- 9.7 When is Agnostic Reinforcement Learning Statistically Tractable?
- Authors: Zeyu Jia, Gene Li, Alexander Rakhlin, Ayush Sekhari, Nathan Srebro
- Reason: Accepted to NeurIPS 2023, and it introduces a new complexity measure for policy classes, which could potentially be a significant contribution to the field of reinforcement learning.
- 9.5 Reinforcement Learning in the Era of LLMs: What is Essential? What is needed? An RL Perspective on RLHF, Prompting, and Beyond
- Authors: Hao Sun
- Reason: The paper discusses recent advancements in Large Language Models (LLMs) and the potential future directions in Reinforcement Learning from Human Feedback (RLHF) research. This could have a broad impact on the field, given the increasing prominence of language modelling in machine learning applications.
- 9.5 Federated Learning with Reduced Information Leakage and Computation
- Authors: Tongxin Yin, Xueru Zhang, Mohammad Mahdi Khalili, Mingyan Liu
- Reason: This paper discusses Federated Learning, a relevant topic that balances privacy and accuracy in machine learning. It proposes a novel framework achieving lower information leakage and less computation. It provides theoretical analysis and real-world data application, indicating potential applicability and impact in the field.

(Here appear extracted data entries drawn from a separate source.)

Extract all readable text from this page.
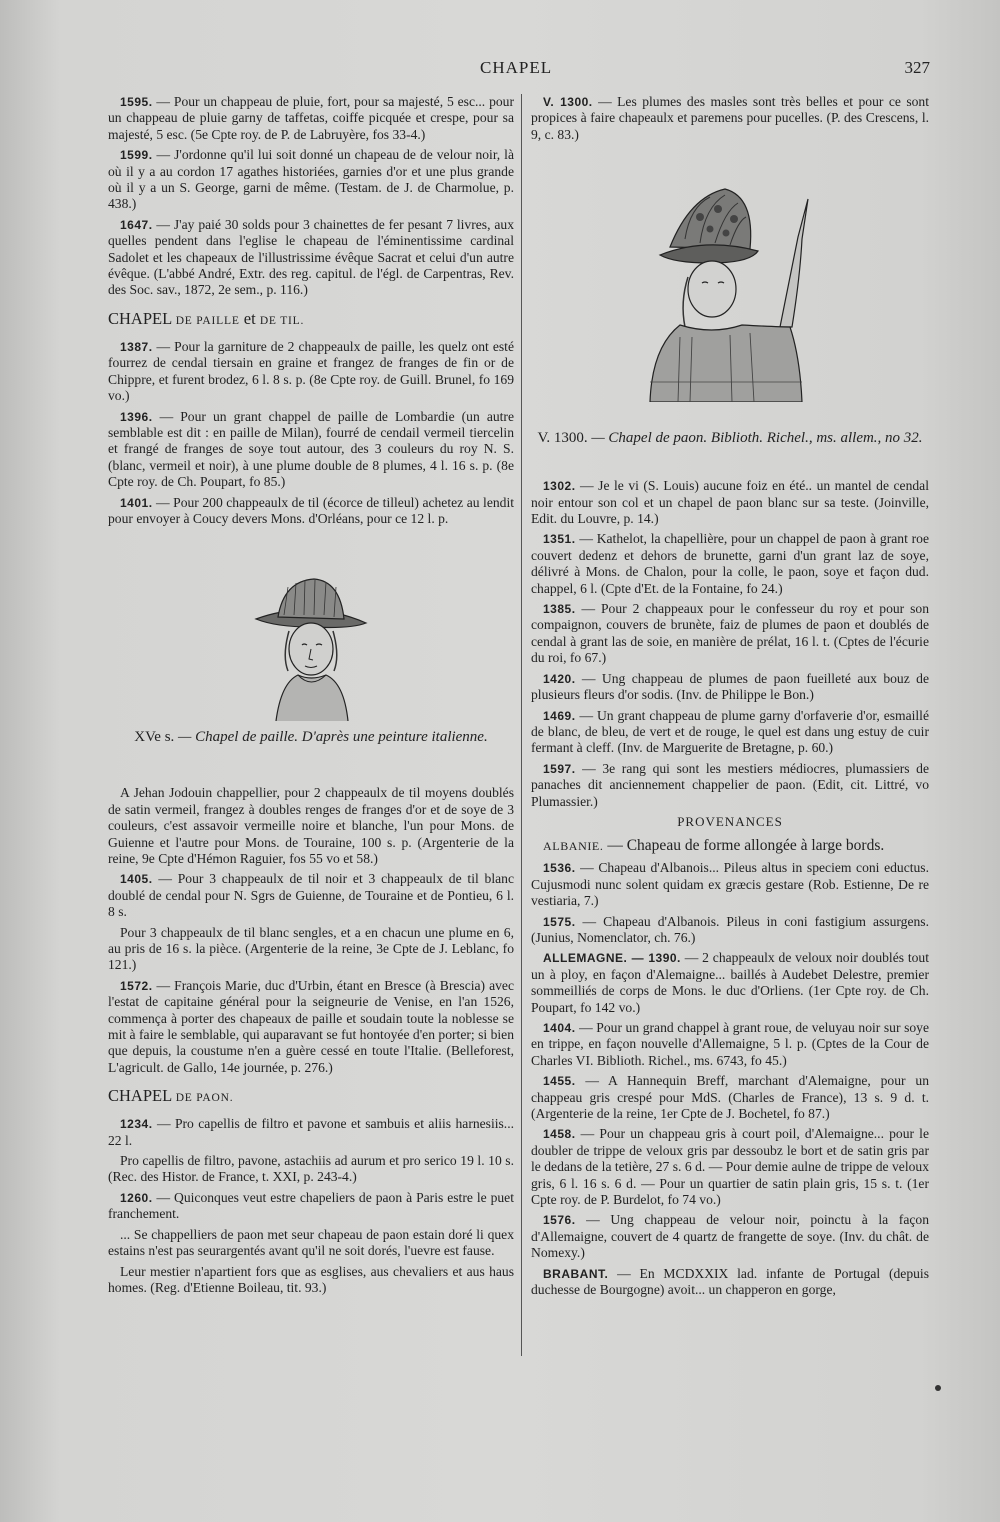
CHAPEL	327

1595. — Pour un chappeau de pluie, fort, pour sa majesté, 5 esc... pour un chappeau de pluie garny de taffetas, coiffe picquée et crespe, pour sa majesté, 5 esc. (5e Cpte roy. de P. de Labruyère, fos 33-4.)

1599. — J'ordonne qu'il lui soit donné un chapeau de de velour noir, là où il y a au cordon 17 agathes historiées, garnies d'or et une plus grande où il y a un S. George, garni de même. (Testam. de J. de Charmolue, p. 438.)

1647. — J'ay paié 30 solds pour 3 chainettes de fer pesant 7 livres, aux quelles pendent dans l'eglise le chapeau de l'éminentissime cardinal Sadolet et les chapeaux de l'illustrissime évêque Sacrat et celui d'un autre évêque. (L'abbé André, Extr. des reg. capitul. de l'égl. de Carpentras, Rev. des Soc. sav., 1872, 2e sem., p. 116.)

CHAPEL DE PAILLE et DE TIL.

1387. — Pour la garniture de 2 chappeaulx de paille, les quelz ont esté fourrez de cendal tiersain en graine et frangez de franges de fin or de Chippre, et furent brodez, 6 l. 8 s. p. (8e Cpte roy. de Guill. Brunel, fo 169 vo.)

1396. — Pour un grant chappel de paille de Lombardie (un autre semblable est dit : en paille de Milan), fourré de cendail vermeil tiercelin et frangé de franges de soye tout autour, des 3 couleurs du roy N. S. (blanc, vermeil et noir), à une plume double de 8 plumes, 4 l. 16 s. p. (8e Cpte roy. de Ch. Poupart, fo 85.)

1401. — Pour 200 chappeaulx de til (écorce de tilleul) achetez au lendit pour envoyer à Coucy devers Mons. d'Orléans, pour ce 12 l. p.

XVe s. — Chapel de paille. D'après une peinture italienne.

A Jehan Jodouin chappellier, pour 2 chappeaulx de til moyens doublés de satin vermeil, frangez à doubles renges de franges d'or et de soye de 3 couleurs, c'est assavoir vermeille noire et blanche, l'un pour Mons. de Guienne et l'autre pour Mons. de Touraine, 100 s. p. (Argenterie de la reine, 9e Cpte d'Hémon Raguier, fos 55 vo et 58.)

1405. — Pour 3 chappeaulx de til noir et 3 chappeaulx de til blanc doublé de cendal pour N. Sgrs de Guienne, de Touraine et de Pontieu, 6 l. 8 s.

Pour 3 chappeaulx de til blanc sengles, et a en chacun une plume en 6, au pris de 16 s. la pièce. (Argenterie de la reine, 3e Cpte de J. Leblanc, fo 121.)

1572. — François Marie, duc d'Urbin, étant en Bresce (à Brescia) avec l'estat de capitaine général pour la seigneurie de Venise, en l'an 1526, commença à porter des chapeaux de paille et soudain toute la noblesse se mit à faire le semblable, qui auparavant se fut hontoyée d'en porter; si bien que depuis, la coustume n'en a guère cessé en toute l'Italie. (Belleforest, L'agricult. de Gallo, 14e journée, p. 276.)

CHAPEL DE PAON.

1234. — Pro capellis de filtro et pavone et sambuis et aliis harnesiis... 22 l.

Pro capellis de filtro, pavone, astachiis ad aurum et pro serico 19 l. 10 s. (Rec. des Histor. de France, t. XXI, p. 243-4.)

1260. — Quiconques veut estre chapeliers de paon à Paris estre le puet franchement.

... Se chappelliers de paon met seur chapeau de paon estain doré li quex estains n'est pas seurargentés avant qu'il ne soit dorés, l'uevre est fause.

Leur mestier n'apartient fors que as esglises, aus chevaliers et aus haus homes. (Reg. d'Etienne Boileau, tit. 93.)

V. 1300. — Les plumes des masles sont très belles et pour ce sont propices à faire chapeaulx et paremens pour pucelles. (P. des Crescens, l. 9, c. 83.)

V. 1300. — Chapel de paon. Biblioth. Richel., ms. allem., no 32.

1302. — Je le vi (S. Louis) aucune foiz en été.. un mantel de cendal noir entour son col et un chapel de paon blanc sur sa teste. (Joinville, Edit. du Louvre, p. 14.)

1351. — Kathelot, la chapellière, pour un chappel de paon à grant roe couvert dedenz et dehors de brunette, garni d'un grant laz de soye, délivré à Mons. de Chalon, pour la colle, le paon, soye et façon dud. chappel, 6 l. (Cpte d'Et. de la Fontaine, fo 24.)

1385. — Pour 2 chappeaux pour le confesseur du roy et pour son compaignon, couvers de brunète, faiz de plumes de paon et doublés de cendal à grant las de soie, en manière de prélat, 16 l. t. (Cptes de l'écurie du roi, fo 67.)

1420. — Ung chappeau de plumes de paon fueilleté aux bouz de plusieurs fleurs d'or sodis. (Inv. de Philippe le Bon.)

1469. — Un grant chappeau de plume garny d'orfaverie d'or, esmaillé de blanc, de bleu, de vert et de rouge, le quel est dans ung estuy de cuir fermant à cleff. (Inv. de Marguerite de Bretagne, p. 60.)

1597. — 3e rang qui sont les mestiers médiocres, plumassiers de panaches dit anciennement chappelier de paon. (Edit, cit. Littré, vo Plumassier.)

PROVENANCES
ALBANIE. — Chapeau de forme allongée à large bords.

1536. — Chapeau d'Albanois... Pileus altus in speciem coni eductus. Cujusmodi nunc solent quidam ex græcis gestare (Rob. Estienne, De re vestiaria, 7.)

1575. — Chapeau d'Albanois. Pileus in coni fastigium assurgens. (Junius, Nomenclator, ch. 76.)

ALLEMAGNE. — 1390. — 2 chappeaulx de veloux noir doublés tout un à ploy, en façon d'Alemaigne... baillés à Audebet Delestre, premier sommeilliés de corps de Mons. le duc d'Orliens. (1er Cpte roy. de Ch. Poupart, fo 142 vo.)

1404. — Pour un grand chappel à grant roue, de veluyau noir sur soye en trippe, en façon nouvelle d'Allemaigne, 5 l. p. (Cptes de la Cour de Charles VI. Biblioth. Richel., ms. 6743, fo 45.)

1455. — A Hannequin Breff, marchant d'Alemaigne, pour un chappeau gris crespé pour MdS. (Charles de France), 13 s. 9 d. t. (Argenterie de la reine, 1er Cpte de J. Bochetel, fo 87.)

1458. — Pour un chappeau gris à court poil, d'Alemaigne... pour le doubler de trippe de veloux gris par dessoubz le bort et de satin gris par le dedans de la tetière, 27 s. 6 d. — Pour demie aulne de trippe de veloux gris, 6 l. 16 s. 6 d. — Pour un quartier de satin plain gris, 15 s. t. (1er Cpte roy. de P. Burdelot, fo 74 vo.)

1576. — Ung chappeau de velour noir, poinctu à la façon d'Allemaigne, couvert de 4 quartz de frangette de soye. (Inv. du chât. de Nomexy.)

BRABANT. — En MCDXXIX lad. infante de Portugal (depuis duchesse de Bourgogne) avoit... un chapperon en gorge,
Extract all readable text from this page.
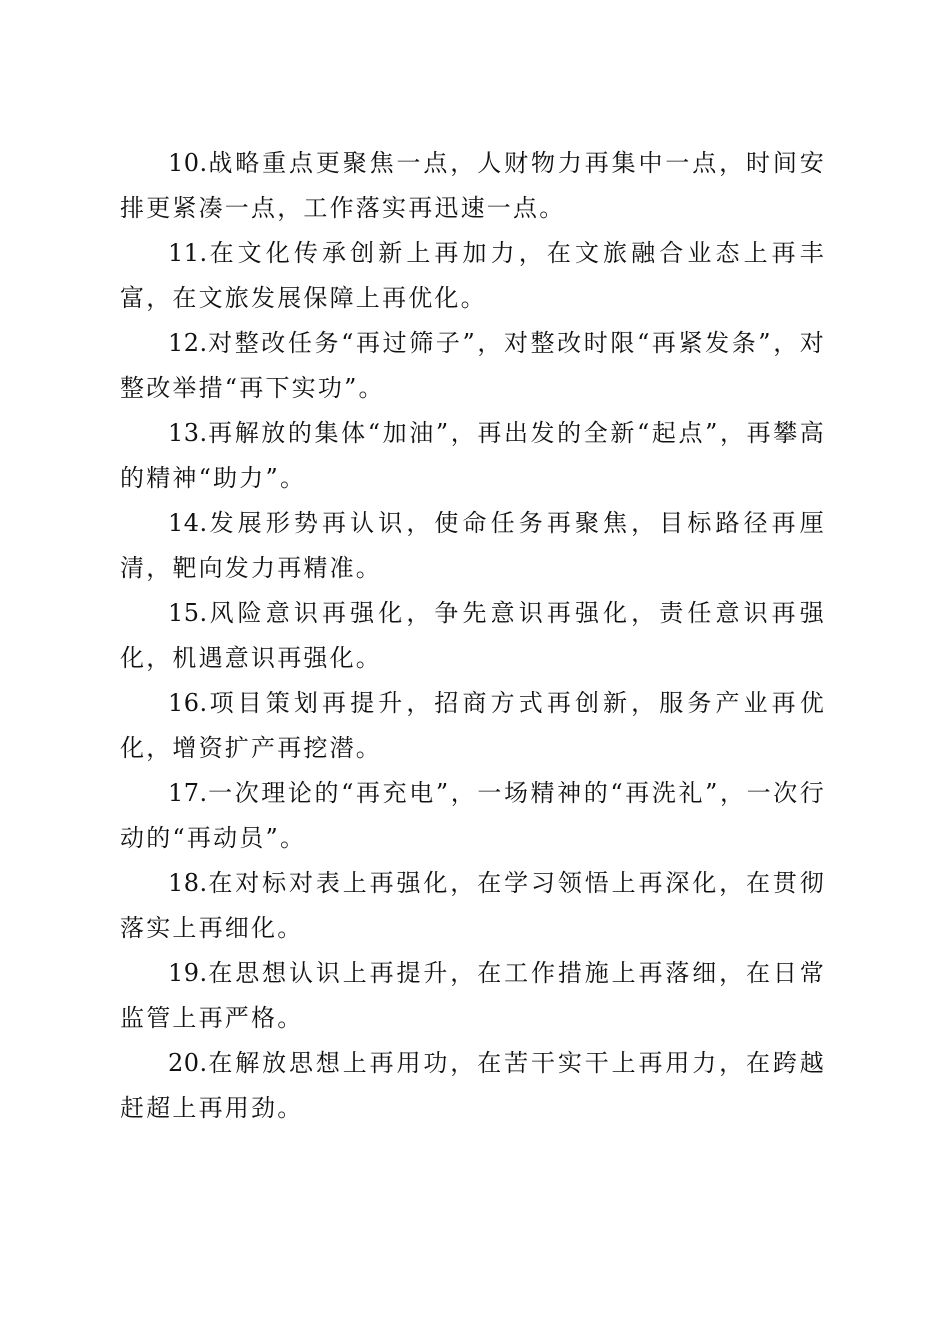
10.战略重点更聚焦一点，人财物力再集中一点，时间安排更紧凑一点，工作落实再迅速一点。

11.在文化传承创新上再加力，在文旅融合业态上再丰富，在文旅发展保障上再优化。

12.对整改任务“再过筛子”，对整改时限“再紧发条”，对整改举措“再下实功”。

13.再解放的集体“加油”，再出发的全新“起点”，再攀高的精神“助力”。

14.发展形势再认识，使命任务再聚焦，目标路径再厘清，靶向发力再精准。

15.风险意识再强化，争先意识再强化，责任意识再强化，机遇意识再强化。

16.项目策划再提升，招商方式再创新，服务产业再优化，增资扩产再挖潜。

17.一次理论的“再充电”，一场精神的“再洗礼”，一次行动的“再动员”。

18.在对标对表上再强化，在学习领悟上再深化，在贯彻落实上再细化。

19.在思想认识上再提升，在工作措施上再落细，在日常监管上再严格。

20.在解放思想上再用功，在苦干实干上再用力，在跨越赶超上再用劲。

- 9.3 Learning Cyber Defence Tactics from Scratch with Multi-Agent Reinforcement Learning
- Authors: Jacob Wiebe, Ranwa Al Mallah, Li Li
- Reason: The work is presented at the 2nd International Workshop on Adaptive Cyber Defense, 2023. It demonstrates the ability for multi-agent reinforcement learning to significantly improve cyber defence tactics.
- 9.2 Discovering Mixtures of Structural Causal Models from Time Series Data
- Authors: Sumanth Varambally, Yi-An Ma, Rose Yu
- Reason: Time series data extraction and causal relationship understanding are crucial but challenging tasks in fields like finance, neuroscience, and climate science. This paper relaxes certain standard assumptions, proposing a new way of causal discovery, which demonstrated the superiority over existing methods.
- 9.1 Sample-Efficient Multi-Agent RL: An Optimization Perspective
- Authors: Nuoya Xiong, Zhihan Liu, Zhaoran Wang, Zhuoran Yang
- Reason: This paper proposes a novel complexity measure for general-sum Markov Games and demonstrates a new algorithmic framework for efficient learning - a significant contribution to multi-agent reinforcement learning.
- 9.1 Boosting Continuous Control with Consistency Policy
- Authors: Yuhui Chen, Haoran Li, Dongbin Zhao
- Reason: This research targets solving challenges in diffusion model applied in reinforcement learning. A novel method named CPQL has been proposed to improve time efficiency and guidance accuracy, which is extendable for online tasks and achieves state-of-the-art performance.
- 9.0 Suppressing Overestimation in Q-Learning through Adversarial Behaviors
- Authors: HyeAnn Lee, Donghwan Lee
- Reason: This paper introduces a new Q-learning algorithm that could effectively manage the overestimation bias in standard Q-learning, which could lead to improvements in the performance of reinforcement learning algorithms.
- 9.0 Deep reinforcement learning uncovers processes for separating azeotropic mixtures without prior knowledge
- Authors: Quirin Göttl, Jonathan Pirnay, Jakob Burger, Dominik G. Grimm
- Reason: The paper discusses the application of reinforcement learning agents on process synthesis in chemical engineering, providing a new perspective for complex issue addressing in this field. The presented method has shown superior separation ability and a good learning of engineering fundamentals.
- 8.8 Zero-Shot Transfer in Imitation Learning
- Authors: Alvaro Cauderan, Gauthier Boeshertz, Florian Schwarb, Calvin Zhang
- Reason: This paper presents an algorithm for imitation learning that can transfer to new domains without retraining. This is a critical development, especially in robotic learning where domain transfer is a common challenge.